We know that Tomlinson was first involved in the army through the cadet corps at Westminster, in which he was made a Lance-Corporal, in November 1908. He received a commission and went out to Belgium early in the war, probably landing in Zeebrugge on October 6th 1914, as part of the 1st Battalion, the South Staffordshire Regiment. The Division they were with was tasked with assisting with the defence of Antwerp, but the city was already falling to German forces when they arrived. Instead, they aided with the evacuation of the Belgian army, before moving to Ypres.
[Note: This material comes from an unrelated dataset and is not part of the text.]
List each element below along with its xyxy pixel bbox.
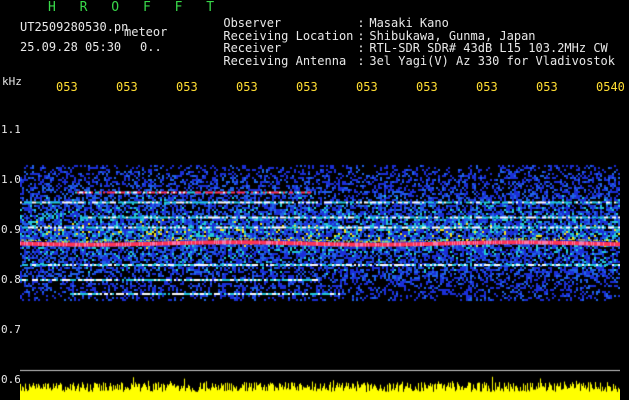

Tomlinson was killed on October 26th, just a few days after his 23rd birthday. Casualties at that time were incredibly high, and there was confusion surrounding his fate. He was reported in The Times as wounded, and the Elizabethan of June 1915 says this: “In October he was reported missing. It is now known that he was wounded, and while he was on the way to the field hospital, was struck by a shot or splinter and killed.” He has no known grave, and is commemorated with 54,000 others on the Menin Gate in Ypres.

Grants in 1909. Tomlinson is in the centre, behind the housemaster.